Would we laugh when somebody face planted and came up covered in mud? Oh, yeah. But, it would always be as several people were running forward with their hands outstretched to help them back up.

After lunch it was decided that we would take the fork ahead for the 6-mile loop, rather than our original 10-mile. The original purpose of going the whole 10 miles was to experience a river crossing, but, well, we were as water-logged as we cared to get from the unexpectedly flooded trail. I must confess that I was pretty bummed about not doing the entire 10 miles. I knew that I was becoming completely exhausted, but I was enjoying myself immensely. There were so many experiences on that trail that strengthened my faith and brought me closer to all of those around me. 

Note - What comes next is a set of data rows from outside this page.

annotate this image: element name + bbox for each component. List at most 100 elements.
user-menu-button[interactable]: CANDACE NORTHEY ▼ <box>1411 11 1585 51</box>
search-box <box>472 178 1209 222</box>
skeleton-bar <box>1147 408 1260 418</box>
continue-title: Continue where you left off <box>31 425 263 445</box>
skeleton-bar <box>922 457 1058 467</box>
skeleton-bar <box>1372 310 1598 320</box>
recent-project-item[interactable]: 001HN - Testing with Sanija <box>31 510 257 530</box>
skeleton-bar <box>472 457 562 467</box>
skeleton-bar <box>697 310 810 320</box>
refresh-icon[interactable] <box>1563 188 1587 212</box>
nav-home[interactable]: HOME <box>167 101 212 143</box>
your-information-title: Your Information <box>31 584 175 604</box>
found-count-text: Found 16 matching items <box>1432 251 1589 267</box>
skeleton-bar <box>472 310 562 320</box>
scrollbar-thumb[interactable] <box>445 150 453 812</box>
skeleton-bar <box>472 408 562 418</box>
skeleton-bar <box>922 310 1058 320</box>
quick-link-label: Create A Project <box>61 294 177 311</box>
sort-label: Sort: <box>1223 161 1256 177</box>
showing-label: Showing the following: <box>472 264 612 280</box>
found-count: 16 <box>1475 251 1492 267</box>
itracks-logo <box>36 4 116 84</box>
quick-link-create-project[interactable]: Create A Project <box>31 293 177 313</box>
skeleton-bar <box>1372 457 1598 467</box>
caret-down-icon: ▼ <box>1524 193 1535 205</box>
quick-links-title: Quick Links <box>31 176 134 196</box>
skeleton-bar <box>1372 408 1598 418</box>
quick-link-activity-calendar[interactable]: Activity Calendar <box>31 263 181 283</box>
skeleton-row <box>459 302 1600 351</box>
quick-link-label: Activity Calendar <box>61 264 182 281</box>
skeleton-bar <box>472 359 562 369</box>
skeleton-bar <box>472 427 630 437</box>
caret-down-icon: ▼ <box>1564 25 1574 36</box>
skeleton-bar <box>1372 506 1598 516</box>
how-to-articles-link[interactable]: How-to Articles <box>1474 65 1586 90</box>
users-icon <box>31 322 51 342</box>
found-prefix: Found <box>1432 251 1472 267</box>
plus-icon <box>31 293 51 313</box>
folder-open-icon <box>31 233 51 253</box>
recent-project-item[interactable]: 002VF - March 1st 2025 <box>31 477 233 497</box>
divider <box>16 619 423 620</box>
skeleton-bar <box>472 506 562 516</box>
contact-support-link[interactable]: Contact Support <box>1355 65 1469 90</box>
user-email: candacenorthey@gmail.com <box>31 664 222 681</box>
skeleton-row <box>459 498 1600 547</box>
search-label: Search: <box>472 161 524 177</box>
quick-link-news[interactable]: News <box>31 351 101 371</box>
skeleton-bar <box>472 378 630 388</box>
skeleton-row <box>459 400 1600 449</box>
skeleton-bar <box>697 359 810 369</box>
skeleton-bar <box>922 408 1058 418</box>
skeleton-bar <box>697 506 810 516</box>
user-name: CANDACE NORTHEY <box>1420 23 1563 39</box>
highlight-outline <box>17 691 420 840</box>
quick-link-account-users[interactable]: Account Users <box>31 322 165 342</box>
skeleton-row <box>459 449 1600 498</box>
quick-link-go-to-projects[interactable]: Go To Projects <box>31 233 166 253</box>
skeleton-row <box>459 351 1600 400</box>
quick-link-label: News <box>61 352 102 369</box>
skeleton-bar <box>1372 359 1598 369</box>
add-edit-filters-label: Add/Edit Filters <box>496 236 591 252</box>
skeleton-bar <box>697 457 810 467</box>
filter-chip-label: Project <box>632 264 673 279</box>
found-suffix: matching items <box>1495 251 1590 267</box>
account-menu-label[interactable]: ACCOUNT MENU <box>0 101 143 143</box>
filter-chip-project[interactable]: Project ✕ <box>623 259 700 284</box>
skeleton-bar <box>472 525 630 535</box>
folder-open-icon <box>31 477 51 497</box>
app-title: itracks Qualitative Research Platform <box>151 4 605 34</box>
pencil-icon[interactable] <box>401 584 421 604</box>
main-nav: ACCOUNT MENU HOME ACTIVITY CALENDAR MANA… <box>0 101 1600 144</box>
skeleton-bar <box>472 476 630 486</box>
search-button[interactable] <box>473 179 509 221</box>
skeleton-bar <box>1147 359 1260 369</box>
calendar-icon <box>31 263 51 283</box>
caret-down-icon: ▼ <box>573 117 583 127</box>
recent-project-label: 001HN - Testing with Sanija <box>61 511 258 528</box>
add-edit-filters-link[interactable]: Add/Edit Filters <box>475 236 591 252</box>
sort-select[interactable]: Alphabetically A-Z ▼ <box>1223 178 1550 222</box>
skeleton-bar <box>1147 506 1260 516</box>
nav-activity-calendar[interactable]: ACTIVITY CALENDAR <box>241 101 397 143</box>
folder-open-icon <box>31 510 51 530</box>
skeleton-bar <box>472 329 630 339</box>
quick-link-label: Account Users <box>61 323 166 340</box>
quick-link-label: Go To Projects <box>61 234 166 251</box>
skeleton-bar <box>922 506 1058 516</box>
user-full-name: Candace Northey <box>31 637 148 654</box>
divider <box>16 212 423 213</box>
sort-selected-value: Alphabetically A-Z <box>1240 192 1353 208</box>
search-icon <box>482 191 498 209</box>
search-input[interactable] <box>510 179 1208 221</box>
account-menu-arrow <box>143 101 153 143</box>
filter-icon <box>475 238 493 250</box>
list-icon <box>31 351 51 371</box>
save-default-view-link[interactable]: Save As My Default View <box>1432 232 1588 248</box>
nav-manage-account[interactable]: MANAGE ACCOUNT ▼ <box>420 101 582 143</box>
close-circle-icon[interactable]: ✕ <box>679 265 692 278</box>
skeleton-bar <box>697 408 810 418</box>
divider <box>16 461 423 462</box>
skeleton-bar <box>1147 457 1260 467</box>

A little over half-way, I noticed that the most significant thing that was occurring, was something that was not hurting. I had been very nervous about my knees. Even with Aleve and my braces, they were feeling achy the previous day. I can only think that it must be a tender mercy that I did not feel one bit of pain in my knees during the 6-mile trek, up and down some steep hills and rough terrain. Near the end, I managed to trip and fall on my way out of a water-crossing. I went down hard, landing right with my knees on some rocks. This was when the tubing in my braces saved me from anything worse than some slight bruising and a few scrapes.

I am a very blessed girl.

After we made it back to camp I sat down, and never wanted to get back up. At that moment, I thought the patch of shaded grass where I had planted myself with my feet in the sun was the absolute best place in the entire world. Pulling a handcart requires muscles that I just don't use in everyday life. Every move that I made awoke soreness in parts of my body that I'm not certain have ever been sore before. 

So, of course, we did more square dancing. We all stumbled and staggered our way, laughing through the whole thing. Then one of the girls from the ward lead us all in yoga. I didn't get pictures of it, however I know that somebody else did. If I ever get my hands on them I will post them on here. There's just something about watching a bunch of pioneers doing Downward Dog that I find hilarious.

After a powerful fireside devotional, we spent a couple of hours cooking s'mores and talking around the fire.

Didn't turn out how I was imagining.
If you look closely you can see some pioneer silhouettes, though.

At some point I went to bed.

Saturday morning we woke up, cleaned up the camp grounds and broke camp. On our way home we stopped at a site called Rock Creek Hollow, where 13 members of a handcart company died in one night and were buried. There was still an impressive amount of snow there.


The panorama feature on my camera decided the scene needed some pink.
Thanks, camera.

 After that, our long journey home was only broken by a stop to split a few big pizzas at Bear Lake.

While I was super excited to take a long, long hot shower and sleep on a bed, I was really sorry to see Trek end. It was an amazing adventure with some of the most magnificently stupendous people I have ever gotten to know in my life. I'd go just about anywhere with this group.

2 comments:

  1. Stephanie! I can't figure out how to get this thing to post my comment, but I can't give up! Your blog made me laugh out loud several times!! haha! Especially the helicopter part :) Just so you know, the Labrums recorded us traveling 9 miles on their portable computer, so don't feel too cheated out of your 10 mile trek!

    your fellow trekker,
    Brandt

    p.s. all the yoga picture you need and more can be downloaded from the web album :P

    ReplyDelete
  2. Aw! I really wish I could have gone! Sounds awesome!